Sesshomaru suspiro. "Me salvo la vida."
Los dedos de la dama tambalearon, dejando caer la brocha. Voltio de lleno a él y lo miro sorprendida. "¿Eso hizo?"
"Recibió una cuchillada que iba para mí."
"¿Hace cuanto sucedió eso?" Pregunto su madrastra dándole demasiada importancia.
Sesshomaru solo desvió su mirada a la ventana que tenía más cerca.
Lady Izayoi no recibió respuesta. Se puso de pie y camino asía él, hasta quedar a escasos veinte centímetros de distancia.
"Su padre era un barón, y su madre, hija de un conde, y una de las mujeres mas frías que eh conocido. Naraku creció en la aristocracia, y se suponía que ocuparía un lugar muy importante en la sociedad.
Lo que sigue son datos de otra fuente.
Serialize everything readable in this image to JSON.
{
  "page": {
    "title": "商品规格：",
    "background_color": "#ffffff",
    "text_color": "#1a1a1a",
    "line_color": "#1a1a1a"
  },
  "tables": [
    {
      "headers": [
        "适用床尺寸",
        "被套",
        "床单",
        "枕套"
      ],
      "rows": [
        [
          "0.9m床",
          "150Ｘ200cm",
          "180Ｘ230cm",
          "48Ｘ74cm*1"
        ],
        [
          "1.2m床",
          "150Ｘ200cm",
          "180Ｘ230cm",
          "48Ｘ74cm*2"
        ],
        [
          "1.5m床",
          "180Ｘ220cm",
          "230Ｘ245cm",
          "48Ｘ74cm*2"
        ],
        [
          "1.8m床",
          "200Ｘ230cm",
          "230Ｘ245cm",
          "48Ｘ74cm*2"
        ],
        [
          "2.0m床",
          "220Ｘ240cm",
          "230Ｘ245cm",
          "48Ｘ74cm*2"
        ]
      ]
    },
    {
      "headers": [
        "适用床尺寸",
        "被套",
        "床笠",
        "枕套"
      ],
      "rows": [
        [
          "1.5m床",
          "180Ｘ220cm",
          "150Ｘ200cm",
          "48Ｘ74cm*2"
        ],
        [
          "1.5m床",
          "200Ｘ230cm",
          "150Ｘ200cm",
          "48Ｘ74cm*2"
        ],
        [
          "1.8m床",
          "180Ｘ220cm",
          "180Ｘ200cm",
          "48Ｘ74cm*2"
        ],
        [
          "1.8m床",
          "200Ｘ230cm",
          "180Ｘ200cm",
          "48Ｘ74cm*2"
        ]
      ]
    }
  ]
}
Pero eso fue antes de que su padre lo perdiera todo en una sola partida de Hanafuda ("juego de las flores" es una baraja de cartas Karuta: barajas tradicionales de naipes japoneses) y se pego un tiro." La mujer agarro las manos de su hijastro y las unió con las suyas. "Tú eres respetado. Eres guapo y rico. Y él te tiene envidia." Sentencio la mujer. "Además, ha estado detrás de Kikyo desde hace varios años. A tu hermano lo ha de odiar también."
Sesshomaru soltó las manos de su madrastra y se alejo de ella.
"Higurashi también podría sentir envidia de nuestra familia. Es la hija de un sirviente y por eso está desesperada por casarse con Inuyasha. Podría estar departe del ejército del sur. Tiene lógica."
"No hay nada imposible." Mencionó la mujer sintiendo un vacio en su pecho.
Esa no era la respuesta que Sesshomaru estaba buscando.
"No tienes que sucumbir ante una cara bonita. Hombres más viejos que tu han caído en las trampas de Ryukotsusei."
El se volvió asía su madrastra. "No tiene sentido que deshonrara a su padre. Y tampoco tiene sentido que viniese a conquistar a Inuyasha cuando aquí el pez más gordo soy yo."
"¿Dónde está Higurashi?" pregunto con la típica voz tierna que la caracterizaba, cosa que molestaba a Sesshomaru, ya que nunca cambiaba. Aun y cuando se pensaba que la hija del jardinero era la traidora.
"Le he dicho que la invitaba al paseo de hoy." Lady Izayoi lo miro como si estuviera loco. "Ryukotsusei es un idiota si piensa que me enamorare de una joven tan común como ella."
Su madrastra rio un poco. "¿Te resulta repulsivo que piensen que una mujer sea tu punto débil?" el silencio de Sesshomaru le respondió, junto con su típica mirada de advertencia a la que ella ya estaba acostumbrada. Su esposo siempre cargaba esa misma mirada. "No puedes culpar de todo a la señorita Higurashi. Ahorita Inuyasha está controlado por los múltiples accidentes que ha tenido; así que podremos concentrarnos en los problemas con Naraku."
"Tengo más que controlado a Inuyasha." Sesshomaru se dirigió a la puerta y salió.